Simply crossing the street to the other building was an adventure. The security guard made us dump everything out of our pockets. She removed the batteries from our cell phones. “I know what I’m looking for, but you don’t,” she said. Then everybody was frisked – and a pretty thorough frisking, too. I think that’s the first time I’ve been searched like that – though it’s possible I simply don’t remember it before.
Finally seeing the television pictures in the conference room on the big screen TV… well, you know what it was like, you saw them too. The bizarre juxtaposition of such a beautiful, sunny day with the horror unfolding underneath. I remember being in the Trade Center, it was a calm warm day when I was there, two decades ago. They let us go on up above the observation deck and walk around on the roof walkway. I remembered the sheer size of the two towers and understood why the giant airliners looked so small – why the first reports thought it was private planes.
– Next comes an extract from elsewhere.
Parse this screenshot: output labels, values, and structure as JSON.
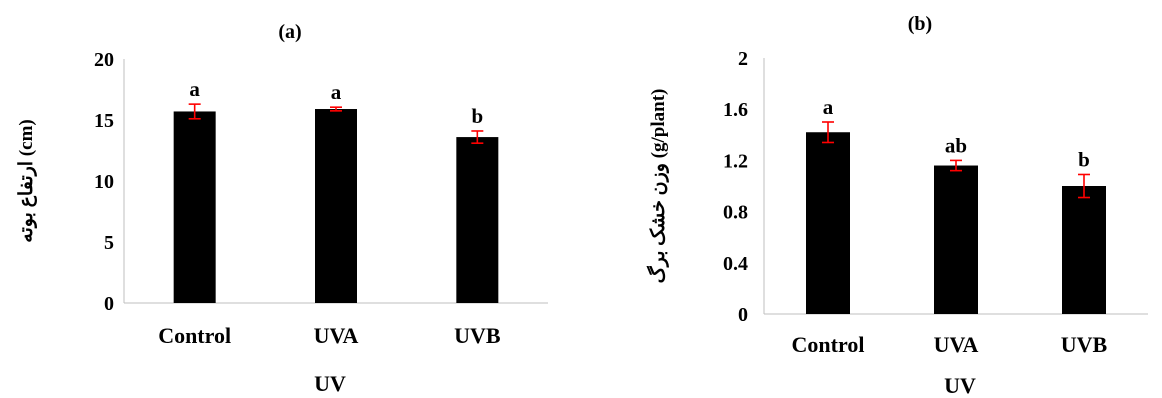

Both towers had already collapsed by the time we made it to the conference room. They kept rerunning the horrific footage of the crumbling structures hurtling down in a cloud of debris over and over. At that point there was still not very much information coming across from the Pentagon – many reports were that the plane had actually missed and had crashed into a helicopter pad next to the building. That’s always one difficult thing about watching a disaster like this (like this? There has never been anything like this) – the constant stream of rumor and speculation, the slow winnowing of fact.
We watched until it became numbing. By the time I walked back to my office the announcement was made that “the terrorists don’t appear to be targeting defense plants,” so we weren’t frisked again – though the site was still locked down tight.
I was actually able to get some work done – I strongly wanted to try and continue my ordinary responsibilities as much as possible. I talked to Candy on the phone, especially when the kids came home from school. They were doing fine – Lee was more or less oblivious and Nick very curious, but not upset or frightened. I talked to him and his major question was, “Why would anybody do this? Don’t they know what they are getting themselves into?” Nick has been fascinated with Pearl Harbor ever since he saw the movie and seems to see some strong connections here.